Customer call centers are the bedrock of large businesses’ customer service. Many businesses set up call centers to take incoming calls from customers who need help or have questions about their products or services. While some businesses only use their call center to receive calls, others also use it to make outbound calls for the purpose of soliciting new clients.
Call Center Laws
It is important to know that there are specific federal laws that affect the operation of call centers. These include the Telephone, the Health Insurance Portability and Accountability Act, the Consumer Protection Act, and the U.S. Department of Labor Hourly Worker Requirements.
While some of these may seem surprising, it is important to know that many call center managers are not aware they can be in violation of call center regulations.
Telephone Consumer Protection Act
Call centers that are making outbound calls to solicit sales must follow the regulations mandated by the TCPA. This body regulates the times that telemarketers may call and their persons they may call.
- Call centers must not call residential numbers before 8 a.m. or after 9 p.m.

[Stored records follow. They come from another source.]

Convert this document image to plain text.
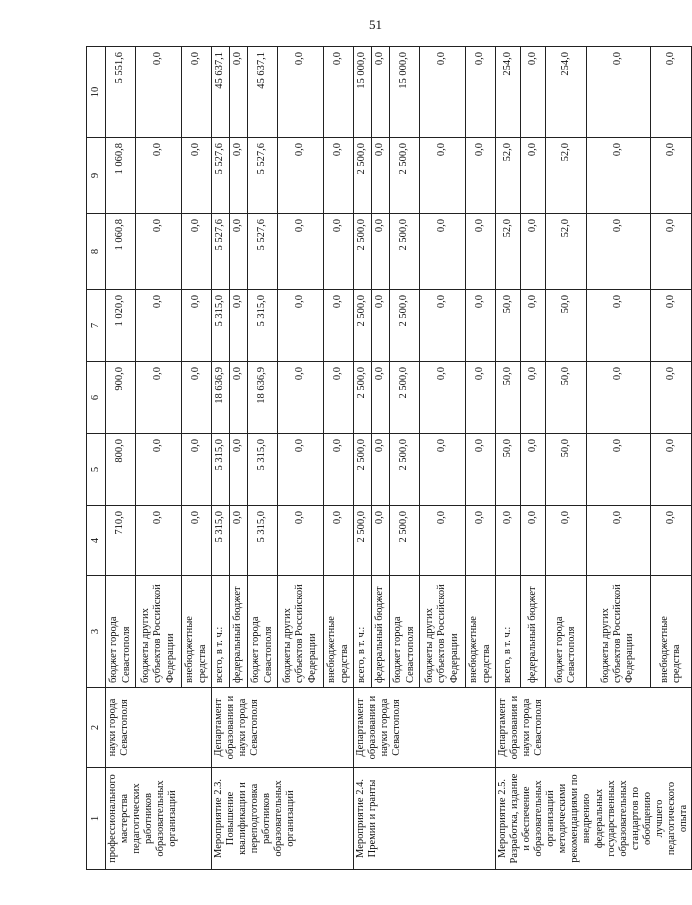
51
1	2	3	4	5	6	7	8	9	10
профессионального мастерства педагогических работников образовательных организаций	науки города Севастополя	бюджет города Севастополя	710,0	800,0	900,0	1 020,0	1 060,8	1 060,8	5 551,6
		бюджеты других субъектов Российской Федерации	0,0	0,0	0,0	0,0	0,0	0,0	0,0
		внебюджетные средства	0,0	0,0	0,0	0,0	0,0	0,0	0,0
Мероприятие 2.3. Повышение квалификации и переподготовка работников образовательных организаций	Департамент образования и науки города Севастополя	всего, в т. ч.:	5 315,0	5 315,0	18 636,9	5 315,0	5 527,6	5 527,6	45 637,1
		федеральный бюджет	0,0	0,0	0,0	0,0	0,0	0,0	0,0
		бюджет города Севастополя	5 315,0	5 315,0	18 636,9	5 315,0	5 527,6	5 527,6	45 637,1
		бюджеты других субъектов Российской Федерации	0,0	0,0	0,0	0,0	0,0	0,0	0,0
		внебюджетные средства	0,0	0,0	0,0	0,0	0,0	0,0	0,0
Мероприятие 2.4. Премии и гранты	Департамент образования и науки города Севастополя	всего, в т. ч.:	2 500,0	2 500,0	2 500,0	2 500,0	2 500,0	2 500,0	15 000,0
		федеральный бюджет	0,0	0,0	0,0	0,0	0,0	0,0	0,0
		бюджет города Севастополя	2 500,0	2 500,0	2 500,0	2 500,0	2 500,0	2 500,0	15 000,0
		бюджеты других субъектов Российской Федерации	0,0	0,0	0,0	0,0	0,0	0,0	0,0
		внебюджетные средства	0,0	0,0	0,0	0,0	0,0	0,0	0,0
Мероприятие 2.5. Разработка, издание и обеспечение образовательных организаций методическими рекомендациями по внедрению федеральных государственных образовательных стандартов по обобщению лучшего педагогического опыта	Департамент образования и науки города Севастополя	всего, в т. ч.:	0,0	50,0	50,0	50,0	52,0	52,0	254,0
		федеральный бюджет	0,0	0,0	0,0	0,0	0,0	0,0	0,0
		бюджет города Севастополя	0,0	50,0	50,0	50,0	52,0	52,0	254,0
		бюджеты других субъектов Российской Федерации	0,0	0,0	0,0	0,0	0,0	0,0	0,0
		внебюджетные средства	0,0	0,0	0,0	0,0	0,0	0,0	0,0
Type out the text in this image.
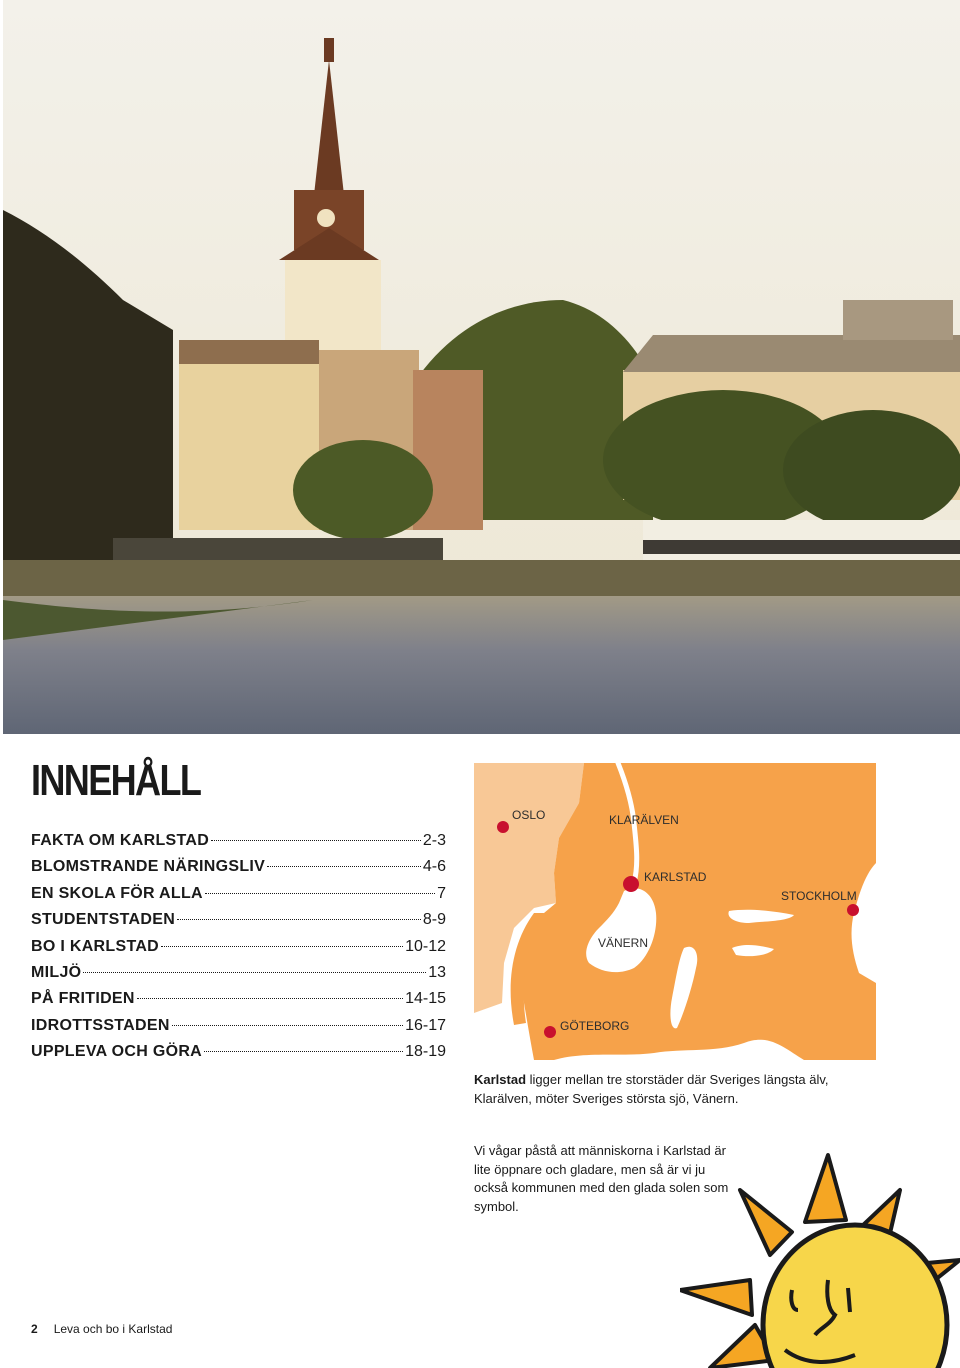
INNEHÅLL
FAKTA OM KARLSTAD	2-3
BLOMSTRANDE NÄRINGSLIV	4-6
EN SKOLA FÖR ALLA	7
STUDENTSTADEN	8-9
BO I KARLSTAD	10-12
MILJÖ	13
PÅ FRITIDEN	14-15
IDROTTSSTADEN	16-17
UPPLEVA OCH GÖRA	18-19
OSLO	KLARÄLVEN
KARLSTAD
STOCKHOLM
VÄNERN
GÖTEBORG

Karlstad ligger mellan tre storstäder där Sveriges längsta älv, Klarälven, möter Sveriges största sjö, Vänern.

Vi vågar påstå att människorna i Karlstad är lite öppnare och gladare, men så är vi ju också kommunen med den glada solen som symbol.

2 Leva och bo i Karlstad
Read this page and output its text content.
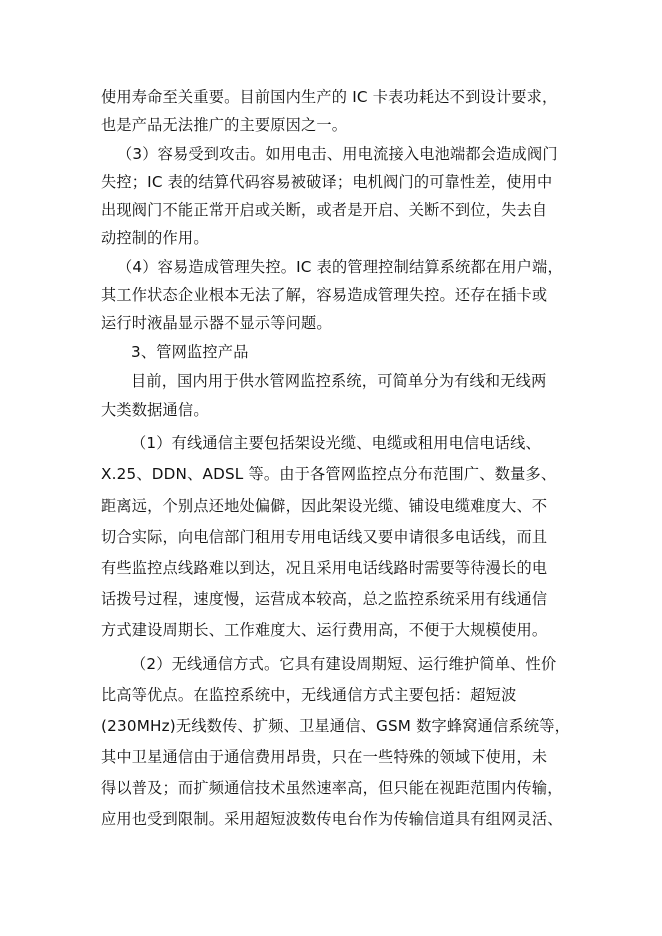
使用寿命至关重要。目前国内生产的 IC 卡表功耗达不到设计要求，
也是产品无法推广的主要原因之一。
（3）容易受到攻击。如用电击、用电流接入电池端都会造成阀门
失控；IC 表的结算代码容易被破译；电机阀门的可靠性差，使用中
出现阀门不能正常开启或关断，或者是开启、关断不到位，失去自
动控制的作用。
（4）容易造成管理失控。IC 表的管理控制结算系统都在用户端，
其工作状态企业根本无法了解，容易造成管理失控。还存在插卡或
运行时液晶显示器不显示等问题。
3、管网监控产品
目前，国内用于供水管网监控系统，可简单分为有线和无线两
大类数据通信。
（1）有线通信主要包括架设光缆、电缆或租用电信电话线、
X.25、DDN、ADSL 等。由于各管网监控点分布范围广、数量多、
距离远，个别点还地处偏僻，因此架设光缆、铺设电缆难度大、不
切合实际，向电信部门租用专用电话线又要申请很多电话线，而且
有些监控点线路难以到达，况且采用电话线路时需要等待漫长的电
话拨号过程，速度慢，运营成本较高，总之监控系统采用有线通信
方式建设周期长、工作难度大、运行费用高，不便于大规模使用。
（2）无线通信方式。它具有建设周期短、运行维护简单、性价
比高等优点。在监控系统中，无线通信方式主要包括：超短波
(230MHz)无线数传、扩频、卫星通信、GSM 数字蜂窝通信系统等，
其中卫星通信由于通信费用昂贵，只在一些特殊的领域下使用，未
得以普及；而扩频通信技术虽然速率高，但只能在视距范围内传输，
应用也受到限制。采用超短波数传电台作为传输信道具有组网灵活、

- During each call, the customer service agent must tell the recipient which company he or she represents and must also give his or her name and phone number.
- Call centers must abide by the regulations of the Do Not Call Registry.
- Auto-dialed and automated or pre-recorded calls may not be made for telemarketing purposes without the recipient’s written consent.
The TCPA permits individuals to file lawsuits and claim damages if a call center violates the regulations.
Health Insurance Portability and Accountability Act
All the main U.S. health insurance companies utilize customer service call centers. Their purpose is to handle inquiries from current or prospective insurance policy subscribers as well as dealing with provider inquiries, verifications of eligibility, and claim authorizations. All call center workers dealing with patient information must at all times adhere to the regulations of the Health Insurance Portability and Accountability Act. HIPAA was passed in 1996 and mandates the privacy of each individual’s health information. The act is designed to protect patients and their medical information. Call center staff are not allowed to discuss the details of private patient information with anyone other than the patient or a person whom the patient has authorized. Any call center that violates HIPAA regulations is subject to legal action and penalties on behalf of the U.S. Department of Health & Human Services.
Each individual client to whom a call center provides service is classed as a separate contract. Call centers must, at all times, follow federal mandates for these clients, as well as following the client’s specific requirements. For example, a contract may specify that calls are to be answered live instead of being routed through an automated system. Another contract may request that calls are answered within a specific time frame. If a call center is unionized, it is also required to meet union regulations as well. All specific contractual obligations must be followed at all times.
U.S. Department of Labor Hourly Worker Requirements
Usually, call center employees are paid at an hourly rate. For call centers in the United States, the U.S. Department of Labor administers the Fair Labor Standards Act, which states how workers who are paid hourly must be treated. The employer is required to pay at least the national minimum wage unless the state minimum wage is higher. Furthermore, hourly employees who work more than 40 hours per week must be paid an overtime rate, the amount of which should be of one and a half times their normal hourly wage.
It is up to the call center manager to ensure that there are enough people in the call center to handle the expected call volume at any given time. Call center managers often use virtual software to predict how many call center agents will be needed to handle the projected volume in half-hour increments. This helps ensure that workers get their required break times.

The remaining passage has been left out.